In yet another “How could this be?” moment for liberals and Never Trumpers of all stripes, we’re now seeing polls on the president-elect’s transition, and he’s getting, you guessed it, pretty good marks. When asked by Pew recently whether they approve of the policies and plans for the future authored by the man who wanted Matt Gaetz to run the Justice Department and still wants a Putin fan-girl to be in charge of U.S. intelligence and a former congressman who pushed the idea that vaccines cause autism to lead the Centers for Disease Control, 53 percent of respondents said they do, while 46 percent said they disapprove.
More: Pew asked the same respondents whether they have warm or cool feelings toward Trump. “Cold” and “very cold” still combined to top “warm” and “very warm,” 47 to 42 percent, but his warm rating today is considerably higher than it was in 2016 or 2020.
This means one obvious thing: The independent voters whom the exit polls say he narrowly lost to Kamala Harris (49–46, says CNN) have decided to give him a chance.
And that, in turn, means something else. Our efforts to paint Trump as a sui generis extremist failed. All those warnings about the unique danger he poses to this country, so obviously true and dire to us, didn’t really register with swing voters. Or maybe they registered to some extent, given how close the election was. But they didn’t prove to be decisive. These voters see Trump as rude and crude, maybe, but they weigh his words and promises in pretty much the same way they weigh any other politician’s; Trump does not, for these people, sit outside American political tradition at all.
And this has implications for the resistance to Trump 2.0. It will have to take an entirely different approach this time around.
I’ll get to that, but first, an admission: I confess I’ve been mystified by this lack of alarm. I’ve said and written many times that I understand MAGA true believers better than I understand these swing voters. MAGA true believers at least recognize that Trump is unlike anyone else who has come down the pike in American politics in our lifetimes. This is one thing those of us who revile Trump have in common with those who adore him: We all understand that he’s unique.
It’s the people who don’t see him as unique who have baffled me. I just haven’t understood how that’s possible. My best guesses are as follows. One, they’re more cynical than the average voter and they think every politician is a corrupt liar, so Trump doesn’t particularly stand out to them in either regard. Two, they just don’t care about politics very much—we always need to remember that there are a few million voters out there who pay attention to politics the way I pay attention to gymnastics; that is, for about a month every four years. Three, they either sort of like him personally or at least they like the fact that he’s a “successful” businessman. Yes, narrow majorities have always thought of Trump this way, and one Biden official once told me that the view was just impossible to dislodge.

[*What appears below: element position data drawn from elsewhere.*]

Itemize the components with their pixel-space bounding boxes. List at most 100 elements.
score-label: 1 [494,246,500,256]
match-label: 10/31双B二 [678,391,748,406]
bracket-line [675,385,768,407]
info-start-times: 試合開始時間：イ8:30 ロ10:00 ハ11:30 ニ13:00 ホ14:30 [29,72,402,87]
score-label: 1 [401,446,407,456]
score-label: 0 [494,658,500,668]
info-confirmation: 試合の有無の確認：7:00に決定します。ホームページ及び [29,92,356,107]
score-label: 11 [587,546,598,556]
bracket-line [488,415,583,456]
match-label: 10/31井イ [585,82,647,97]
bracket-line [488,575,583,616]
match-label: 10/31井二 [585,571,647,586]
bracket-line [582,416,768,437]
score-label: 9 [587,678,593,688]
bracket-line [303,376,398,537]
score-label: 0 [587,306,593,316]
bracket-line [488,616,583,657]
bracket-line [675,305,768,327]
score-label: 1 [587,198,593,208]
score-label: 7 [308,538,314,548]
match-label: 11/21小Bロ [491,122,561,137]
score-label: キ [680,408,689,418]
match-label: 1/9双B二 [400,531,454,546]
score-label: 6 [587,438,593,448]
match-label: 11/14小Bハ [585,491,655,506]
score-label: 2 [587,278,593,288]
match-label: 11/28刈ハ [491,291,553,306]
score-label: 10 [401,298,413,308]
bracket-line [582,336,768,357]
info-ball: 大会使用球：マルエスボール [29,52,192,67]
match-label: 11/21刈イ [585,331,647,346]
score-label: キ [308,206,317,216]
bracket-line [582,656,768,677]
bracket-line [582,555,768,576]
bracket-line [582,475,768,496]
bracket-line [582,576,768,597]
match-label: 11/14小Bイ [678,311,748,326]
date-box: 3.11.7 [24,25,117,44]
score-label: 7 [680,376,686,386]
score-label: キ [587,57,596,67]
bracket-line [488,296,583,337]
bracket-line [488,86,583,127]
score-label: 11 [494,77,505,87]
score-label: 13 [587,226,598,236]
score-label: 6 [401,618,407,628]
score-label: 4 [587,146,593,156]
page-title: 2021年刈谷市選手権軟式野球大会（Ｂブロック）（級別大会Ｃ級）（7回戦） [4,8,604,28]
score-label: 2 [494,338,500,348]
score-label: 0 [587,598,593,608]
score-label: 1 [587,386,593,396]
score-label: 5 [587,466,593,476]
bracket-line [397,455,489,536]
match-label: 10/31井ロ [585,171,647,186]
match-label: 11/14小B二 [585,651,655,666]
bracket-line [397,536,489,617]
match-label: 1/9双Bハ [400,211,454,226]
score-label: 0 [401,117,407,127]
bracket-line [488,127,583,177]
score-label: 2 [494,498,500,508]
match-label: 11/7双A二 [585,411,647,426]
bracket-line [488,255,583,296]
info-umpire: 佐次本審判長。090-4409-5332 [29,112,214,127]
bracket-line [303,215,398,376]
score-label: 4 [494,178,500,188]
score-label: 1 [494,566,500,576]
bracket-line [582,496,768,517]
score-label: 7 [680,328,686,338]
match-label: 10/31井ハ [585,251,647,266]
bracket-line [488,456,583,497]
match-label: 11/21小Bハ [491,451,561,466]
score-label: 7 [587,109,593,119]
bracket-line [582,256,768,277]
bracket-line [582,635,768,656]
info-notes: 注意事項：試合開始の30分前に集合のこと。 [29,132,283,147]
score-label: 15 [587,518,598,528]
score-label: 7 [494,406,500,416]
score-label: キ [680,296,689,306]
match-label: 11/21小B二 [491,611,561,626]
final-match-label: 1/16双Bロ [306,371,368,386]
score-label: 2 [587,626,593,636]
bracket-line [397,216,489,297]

Whatever the reason, there we have it. Their hair is not on fire about RFK Jr. They may have thought Gaetz was an odd choice, but they’re totally on board with Pam Bondi, who is clearly qualified on paper. People like us read The Washington Post’s report Sunday that she’s going to move to prosecute Trump’s prosecutors, and we have convulsions. Don’t misunderstand me—we’re right to. Bondi was an election denier and is a complete loyalist, and while we can hope that her years in the law have instilled in her some modicum of respect for the need for evidence, her political history gives us ample reason to suspect that she’ll carry out Trump’s revenge agenda.
But it’s also apparently the case that swing voters don’t care, at least not yet. And no amount of screaming on our part is going to make them care. We don’t need outrage this time around. We don’t need marches. We need facts. We need evidence. We need smart and aggressive lawyers who have the funds at their disposal to do what they need to do. We need Democrats who aren’t afraid and will repeat the facts and the evidence relentlessly, daily, hourly. And in the face of a right-wing media machine that, come 12:01 p.m. on January 20, will start pronouncing on how great everything in America suddenly is, we need mainstream journalism that will do the same.
Trump entered office in 2017 with a 45 percent approval rating. In four years, he never once topped 50 percent, according to Gallup. We should be prepared for him to start at 50 this time around.
If we’re right about Trump, he’ll start going down pretty fast. If a 60 percent tariff on Chinese goods turns that $300 tablet into a $420 one, if it raises prices on groceries and toys and clothes and refrigerators, people will notice. If he really does use the justice system for retribution, they’ll notice that too. If he frees the January 6 “hostages,” he’ll pay a price. If he hands a chunk of Ukraine to the Kremlin and weakens NATO and aligns the United States of America with people like Putin and Orbán, even those one-month-every-four-years voters will disapprove. If he has a political opponent arrested on spurious grounds, people will see through it. And if he starts rounding up fathers and mothers living in their communities in peace, I hope and suspect that many who’ve been telling pollsters they’d support Trump’s mass deportation plans would change their minds.
We needn’t lose our conviction that Trump is a dangerous extremist. That conviction is correct and will be proven so. But it will have to be proven through a democratic process: smart opposition, a vigorous press, persuasion of our fellow citizens. The person most likely to discredit Trump is Trump himself.